When they reached Linthiel it was getting dark, and the boy made a show of dividing up the shares again and letting Joe pick out his three watermelons and nine ears of corn in pay to carry it back here and leaving the boy with his one watermelon and three ears of corn.
When Joe was about to leave, the boy spoke up.
“Oh! Joe?”
“Yes?”
“Would you like to make another trade?”
“What kind of trade?”
“I’ll trade you something for your three watermelons and nine ears of corn.”
“Like what?”
“Like this pipe,” the boy replied, “and this tobacco. Unless, of course, you think your father won’t miss them?”

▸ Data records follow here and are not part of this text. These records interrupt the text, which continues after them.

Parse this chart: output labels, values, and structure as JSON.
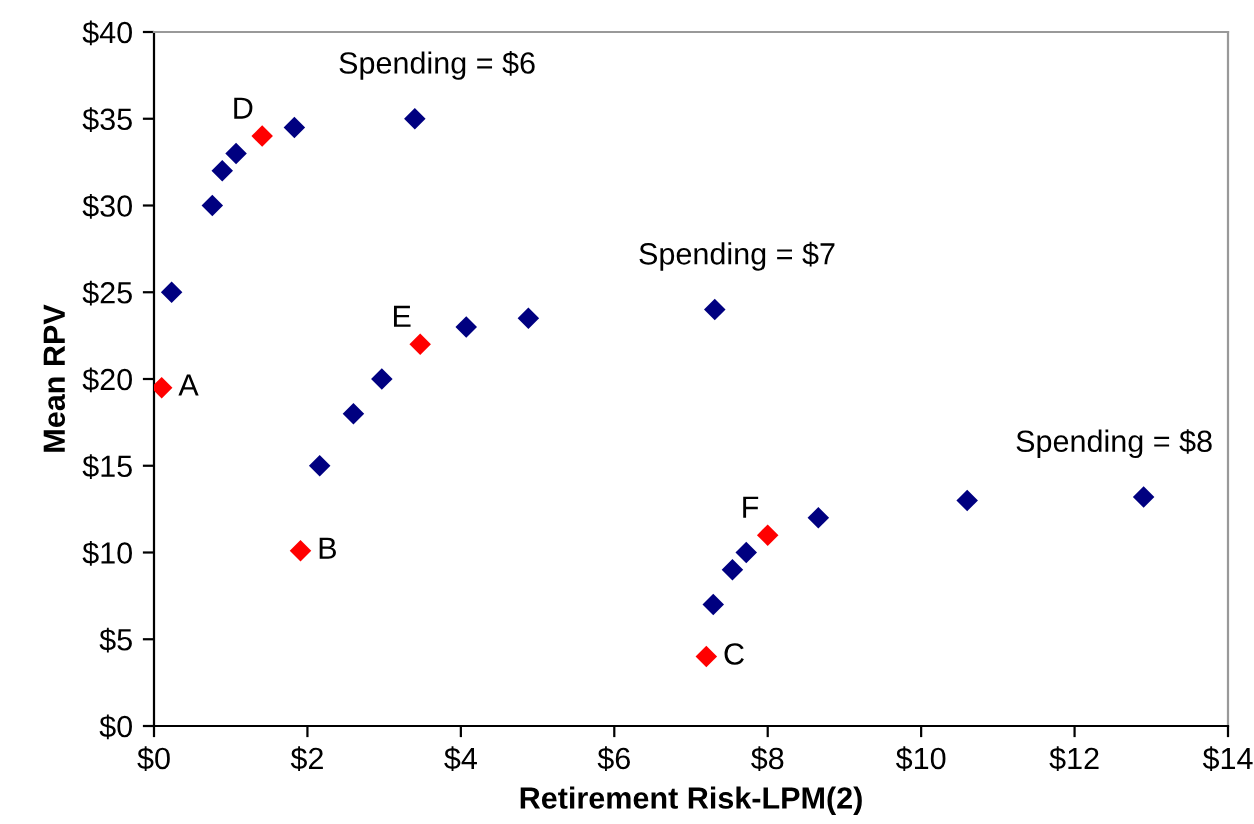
{
  "chart_data": {
    "type": "scatter",
    "xlabel": "Retirement Risk-LPM(2)",
    "ylabel": "Mean RPV",
    "marker": "diamond",
    "grid": false,
    "legend": false,
    "xlim": [
      0,
      14
    ],
    "ylim": [
      0,
      40
    ],
    "xticks": [
      {
        "value": 0,
        "label": "$0"
      },
      {
        "value": 2,
        "label": "$2"
      },
      {
        "value": 4,
        "label": "$4"
      },
      {
        "value": 6,
        "label": "$6"
      },
      {
        "value": 8,
        "label": "$8"
      },
      {
        "value": 10,
        "label": "$10"
      },
      {
        "value": 12,
        "label": "$12"
      },
      {
        "value": 14,
        "label": "$14"
      }
    ],
    "yticks": [
      {
        "value": 0,
        "label": "$0"
      },
      {
        "value": 5,
        "label": "$5"
      },
      {
        "value": 10,
        "label": "$10"
      },
      {
        "value": 15,
        "label": "$15"
      },
      {
        "value": 20,
        "label": "$20"
      },
      {
        "value": 25,
        "label": "$25"
      },
      {
        "value": 30,
        "label": "$30"
      },
      {
        "value": 35,
        "label": "$35"
      },
      {
        "value": 40,
        "label": "$40"
      }
    ],
    "series": [
      {
        "color": "#000080",
        "x": [
          0.23,
          0.76,
          0.89,
          1.07,
          1.83,
          3.4,
          2.16,
          2.6,
          2.97,
          4.07,
          4.88,
          7.31,
          7.29,
          7.54,
          7.72,
          8.66,
          10.6,
          12.9
        ],
        "values": [
          25,
          30,
          32,
          33,
          34.5,
          35,
          15,
          18,
          20,
          23,
          23.5,
          24,
          7,
          9,
          10,
          12,
          13,
          13.2
        ]
      },
      {
        "color": "#ff0000",
        "x": [
          0.1,
          1.91,
          7.2,
          1.41,
          3.47,
          8.0
        ],
        "values": [
          19.5,
          10.1,
          4,
          34,
          22,
          11
        ]
      }
    ],
    "annotations": [
      {
        "text": "Spending = $6",
        "x": 3.4,
        "y": 35
      },
      {
        "text": "Spending = $7",
        "x": 7.31,
        "y": 24
      },
      {
        "text": "Spending = $8",
        "x": 12.9,
        "y": 13.2
      },
      {
        "text": "A",
        "x": 0.1,
        "y": 19.5
      },
      {
        "text": "B",
        "x": 1.91,
        "y": 10.1
      },
      {
        "text": "C",
        "x": 7.2,
        "y": 4
      },
      {
        "text": "D",
        "x": 1.41,
        "y": 34
      },
      {
        "text": "E",
        "x": 3.47,
        "y": 22
      },
      {
        "text": "F",
        "x": 8.0,
        "y": 11
      }
    ]
  }
}
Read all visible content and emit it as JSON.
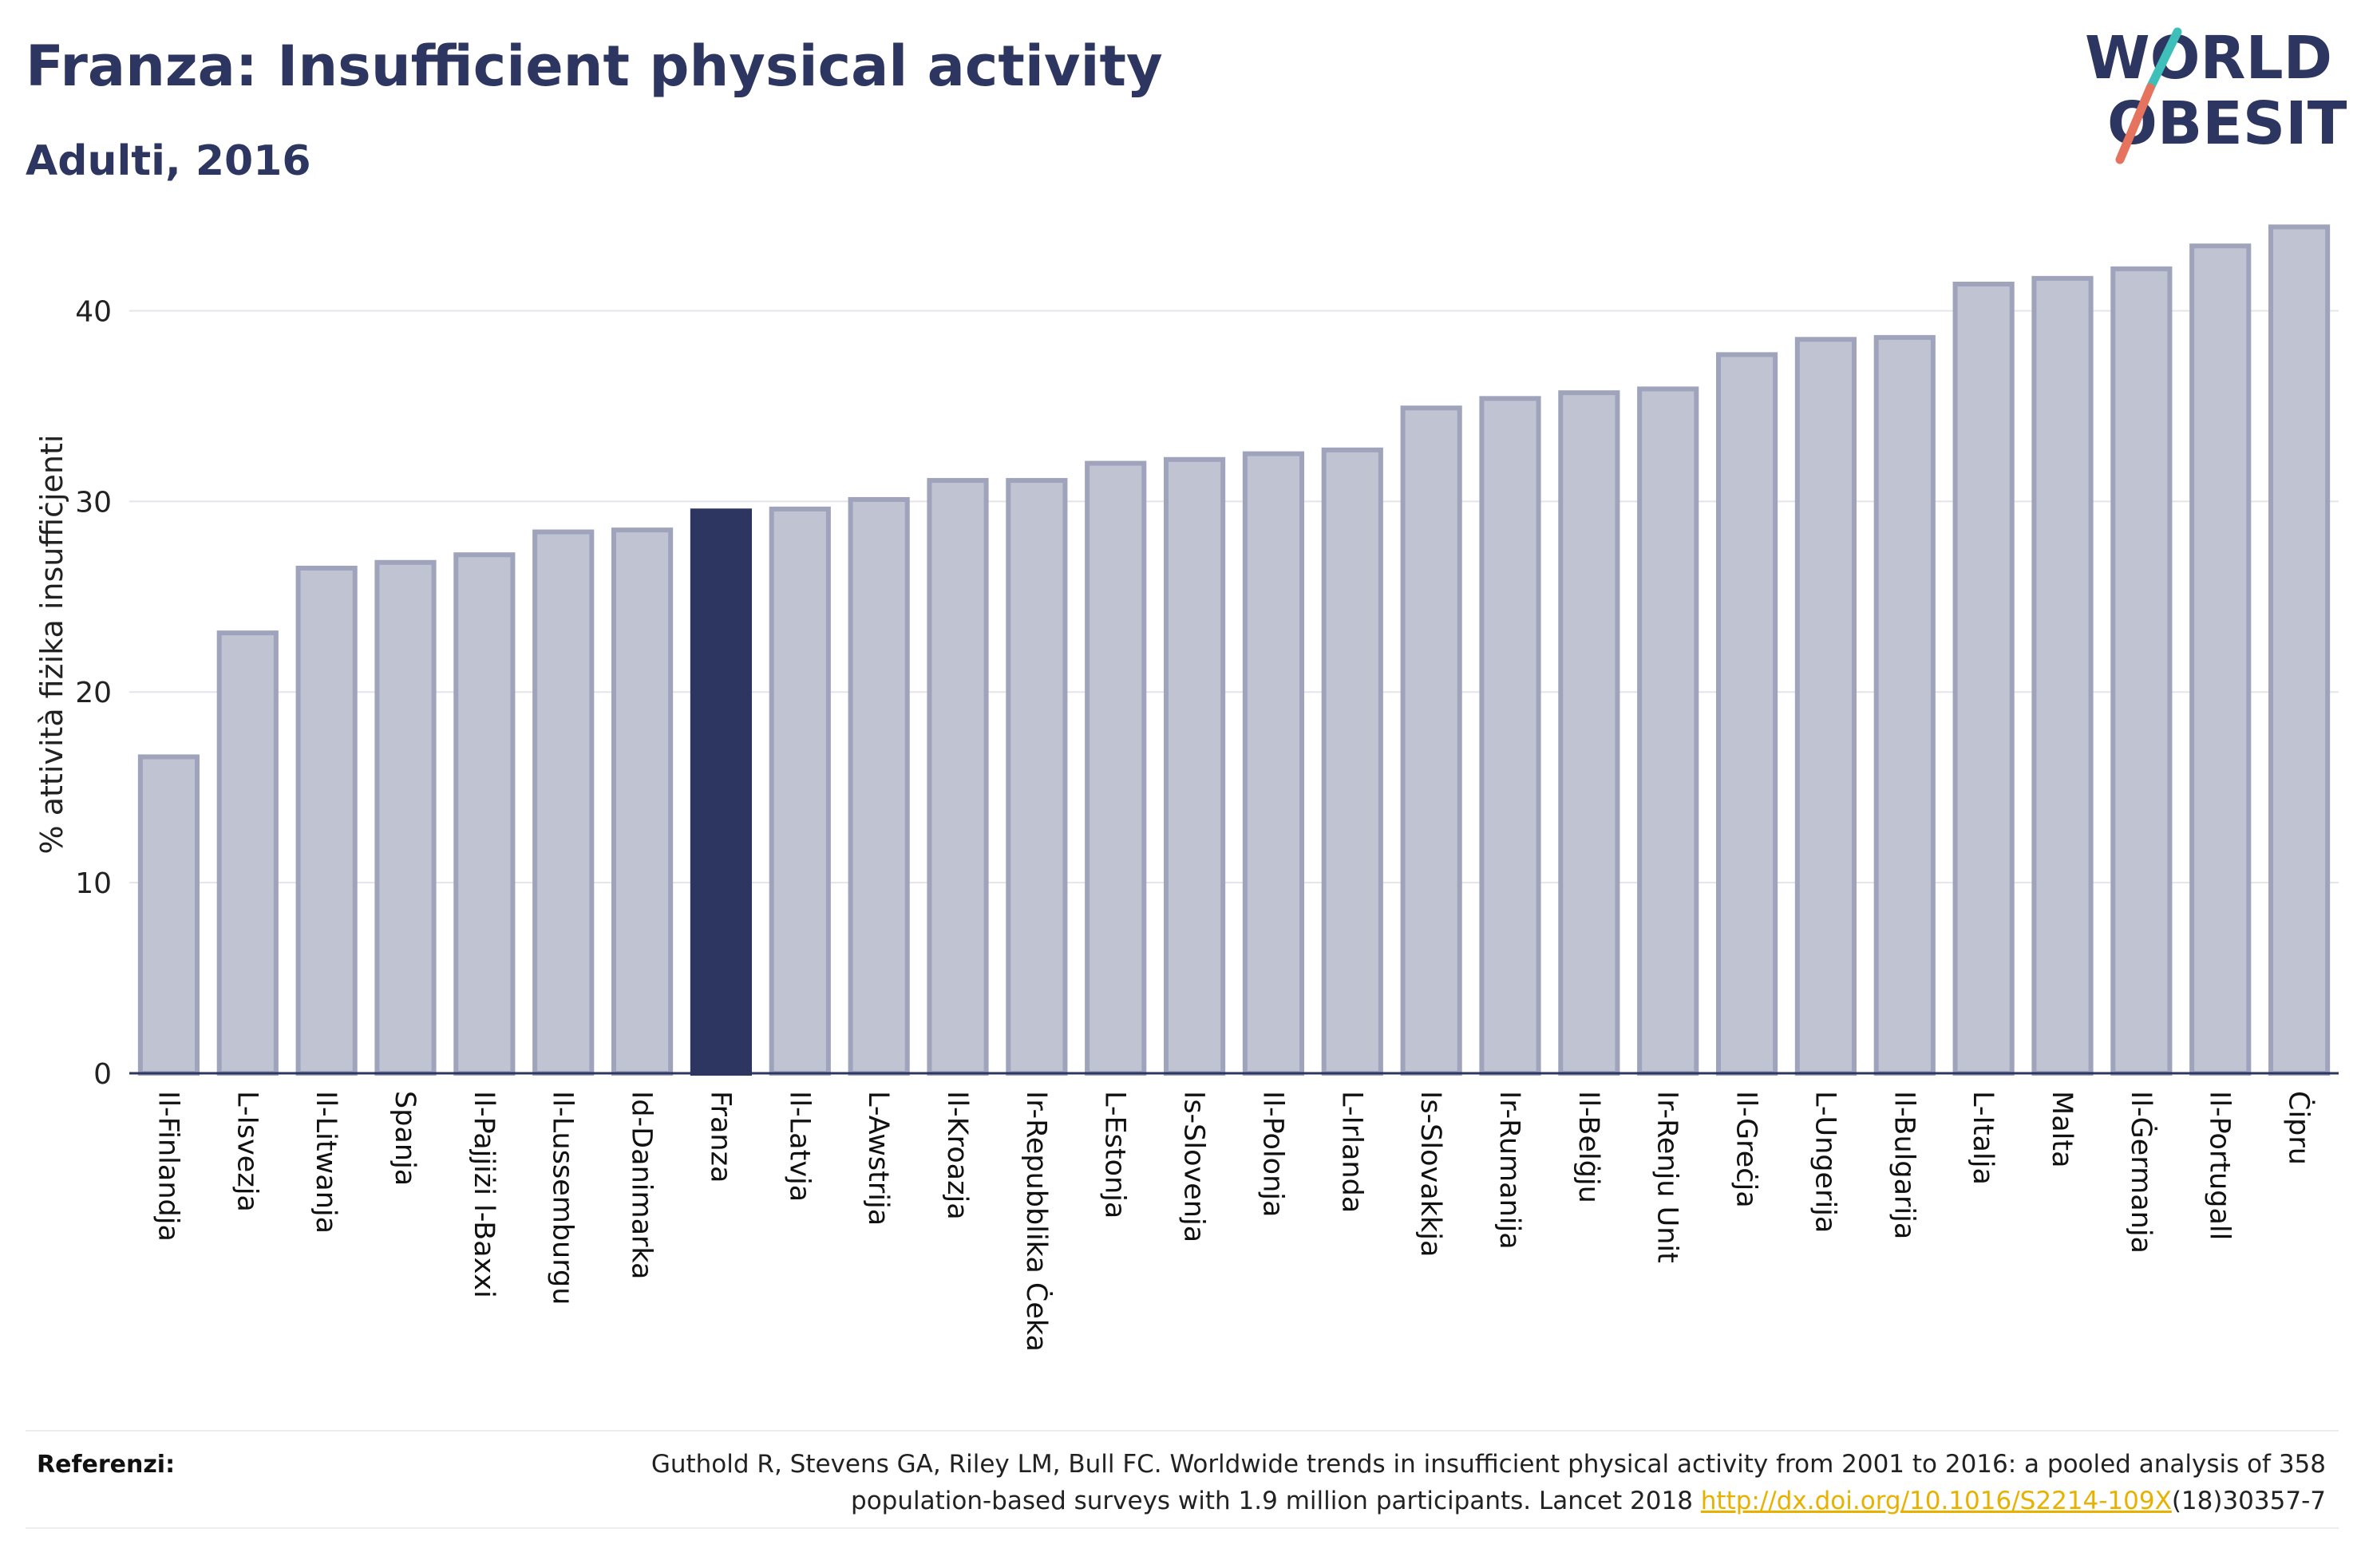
{
  "header": {
    "title": "Franza: Insufficient physical activity",
    "subtitle": "Adulti, 2016"
  },
  "logo": {
    "line1": "WORLD",
    "line2": "OBESITY",
    "colors": {
      "text": "#2d3561",
      "slash_top": "#3fbfb9",
      "slash_bottom": "#e5735d"
    }
  },
  "chart_data": {
    "type": "bar",
    "ylabel": "% attività fiżika insuffiċjenti",
    "xlabel": "",
    "ylim": [
      0,
      45
    ],
    "yticks": [
      0,
      10,
      20,
      30,
      40
    ],
    "grid": true,
    "highlight": "Franza",
    "colors": {
      "bar": "#c0c3d1",
      "bar_edge": "#9fa3bb",
      "highlight": "#2d3561"
    },
    "categories": [
      "Il-Finlandja",
      "L-Isvezja",
      "Il-Litwanja",
      "Spanja",
      "Il-Pajjiżi l-Baxxi",
      "Il-Lussemburgu",
      "Id-Danimarka",
      "Franza",
      "Il-Latvja",
      "L-Awstrija",
      "Il-Kroazja",
      "Ir-Repubblika Ċeka",
      "L-Estonja",
      "Is-Slovenja",
      "Il-Polonja",
      "L-Irlanda",
      "Is-Slovakkja",
      "Ir-Rumanija",
      "Il-Belġju",
      "Ir-Renju Unit",
      "Il-Greċja",
      "L-Ungerija",
      "Il-Bulgarija",
      "L-Italja",
      "Malta",
      "Il-Ġermanja",
      "Il-Portugall",
      "Ċipru"
    ],
    "values": [
      16.6,
      23.1,
      26.5,
      26.8,
      27.2,
      28.4,
      28.5,
      29.5,
      29.6,
      30.1,
      31.1,
      31.1,
      32.0,
      32.2,
      32.5,
      32.7,
      34.9,
      35.4,
      35.7,
      35.9,
      37.7,
      38.5,
      38.6,
      41.4,
      41.7,
      42.2,
      43.4,
      44.4
    ]
  },
  "references": {
    "label": "Referenzi:",
    "text_line1": "Guthold R, Stevens GA, Riley LM, Bull FC. Worldwide trends in insufficient physical activity from 2001 to 2016: a pooled analysis of 358",
    "text_line2_prefix": "population-based surveys with 1.9 million participants. Lancet 2018 ",
    "link_text": "http://dx.doi.org/10.1016/S2214-109X",
    "text_suffix": "(18)30357-7"
  }
}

Minutes later, the boy had all the watermelons and all the corn and young Joe had his father’s pipe and tobacco, which he judged to be a wise trade and so both went away happily. The boy then decided to share his good fortune. First, he headed for the tree gnomes. They were too short to reach corn and not strong enough to carry or open a watermelon. So he shared one watermelon and three ears of corn with them and even opened the melon for them as well as cleaned the corn, for which they were exceedingly grateful. Then he played his flute and summoned the fairies and gave them the same gift as well. This resulted in him getting a kiss from yet a different fairy girl, which, of course, led to a fight between her and Mariel over him. Once he got that stopped, he headed home and shared the last three ears and watermelon with his half-brother Sith, for the taste of raw, sweet corn is always the best. Yet he shared it only on condition of making Sith promise not to ask where he got it.
The contented, well-fed boy fell asleep that night, loved by all, yet completely unaware of how his luck was about to change dramatically the next day at school.